I DO NOT trade OR ACT AS escrow ON this forum ever. Acknowledgements Were very grateful to Yannick Seurin for his interest in reviewing MuSigs security, writing its security proof, as well as coming up with the name. The most obvious use case for multi-signatures bitcoin signature aggregation in the context of Bitcoin is as a more efficient replacement for n -of- n multisig scripts, and other policies that permit a number of possible combinations of keys (including. First one from UI point of view. We use textSIGadvadv, cal S; qsig, qHm, qHpk to denote the adversary's advantage in attacking the scheme cal S, for an adversary that makes at most qsig signature queries, at most qHm queries to Hm, and at most qHpk queries to Hpk. However, adv can make qHpk queries to Hpk whereas bdv can only make a single Hpk query to its challenger.

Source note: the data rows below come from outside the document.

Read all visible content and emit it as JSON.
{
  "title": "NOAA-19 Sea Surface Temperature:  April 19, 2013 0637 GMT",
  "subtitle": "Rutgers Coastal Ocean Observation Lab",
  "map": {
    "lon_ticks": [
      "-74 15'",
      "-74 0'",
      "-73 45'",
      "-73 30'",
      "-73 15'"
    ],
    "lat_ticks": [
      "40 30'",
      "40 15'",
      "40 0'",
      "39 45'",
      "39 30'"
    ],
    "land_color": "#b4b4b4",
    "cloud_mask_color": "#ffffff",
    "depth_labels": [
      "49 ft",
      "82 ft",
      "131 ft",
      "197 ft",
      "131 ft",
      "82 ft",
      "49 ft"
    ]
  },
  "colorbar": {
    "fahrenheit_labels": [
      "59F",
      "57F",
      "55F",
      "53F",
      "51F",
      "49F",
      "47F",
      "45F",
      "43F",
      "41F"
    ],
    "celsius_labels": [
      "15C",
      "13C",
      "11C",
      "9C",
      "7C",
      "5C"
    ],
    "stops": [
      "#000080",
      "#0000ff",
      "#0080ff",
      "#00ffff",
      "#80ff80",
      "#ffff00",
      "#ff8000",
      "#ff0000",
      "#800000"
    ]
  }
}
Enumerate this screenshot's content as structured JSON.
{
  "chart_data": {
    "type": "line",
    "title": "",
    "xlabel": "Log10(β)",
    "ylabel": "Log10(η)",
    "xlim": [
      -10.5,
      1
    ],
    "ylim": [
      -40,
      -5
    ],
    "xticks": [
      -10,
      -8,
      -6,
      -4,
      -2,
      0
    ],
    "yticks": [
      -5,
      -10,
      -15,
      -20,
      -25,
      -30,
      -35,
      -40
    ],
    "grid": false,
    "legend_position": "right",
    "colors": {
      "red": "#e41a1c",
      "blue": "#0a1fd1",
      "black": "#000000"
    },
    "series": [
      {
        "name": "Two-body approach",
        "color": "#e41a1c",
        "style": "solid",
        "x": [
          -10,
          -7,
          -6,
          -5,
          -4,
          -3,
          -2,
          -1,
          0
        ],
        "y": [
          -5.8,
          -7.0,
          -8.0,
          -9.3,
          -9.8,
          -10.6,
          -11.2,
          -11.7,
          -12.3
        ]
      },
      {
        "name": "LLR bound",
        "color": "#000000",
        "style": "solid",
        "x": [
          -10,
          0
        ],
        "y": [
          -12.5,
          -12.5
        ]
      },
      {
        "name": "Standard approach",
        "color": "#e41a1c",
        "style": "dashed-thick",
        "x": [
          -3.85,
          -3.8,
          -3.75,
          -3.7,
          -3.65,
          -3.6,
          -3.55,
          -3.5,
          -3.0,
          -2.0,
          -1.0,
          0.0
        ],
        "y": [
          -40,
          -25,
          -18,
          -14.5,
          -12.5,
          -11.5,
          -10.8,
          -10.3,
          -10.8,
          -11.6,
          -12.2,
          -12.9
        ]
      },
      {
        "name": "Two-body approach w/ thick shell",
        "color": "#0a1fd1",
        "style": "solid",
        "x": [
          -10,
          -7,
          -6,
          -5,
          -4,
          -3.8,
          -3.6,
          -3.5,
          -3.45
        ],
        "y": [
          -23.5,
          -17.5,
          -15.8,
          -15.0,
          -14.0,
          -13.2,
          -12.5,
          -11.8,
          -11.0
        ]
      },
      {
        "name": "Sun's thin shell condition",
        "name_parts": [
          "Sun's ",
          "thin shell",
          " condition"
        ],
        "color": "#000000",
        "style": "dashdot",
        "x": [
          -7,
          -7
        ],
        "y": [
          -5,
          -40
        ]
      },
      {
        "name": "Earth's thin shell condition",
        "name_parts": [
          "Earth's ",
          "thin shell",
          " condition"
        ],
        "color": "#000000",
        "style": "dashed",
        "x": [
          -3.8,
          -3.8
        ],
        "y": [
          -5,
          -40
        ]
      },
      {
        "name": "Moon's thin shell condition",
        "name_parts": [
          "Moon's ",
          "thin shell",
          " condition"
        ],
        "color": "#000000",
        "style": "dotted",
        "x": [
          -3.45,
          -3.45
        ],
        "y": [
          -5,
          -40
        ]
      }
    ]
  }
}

If a user does not aggregate the signatures, the miner mining the transaction can do it on their behalf. Effectively, the pre-validated signatures are removed from the aggregate signature sigma. M, sigmabig to verify a multi-signature sigma on m do compute (t_1,ldots, t_n) gets Hpk(PK_1,ldots, PK_n). 3.1 Proving security of multi-sig BLS We prove security of the scheme cal S from Section 2 without requiring signers to prove knowledge of their secret key. This is currently not possible just with OP_checkmultisig only if you construct much more complicated script with branches and stuff.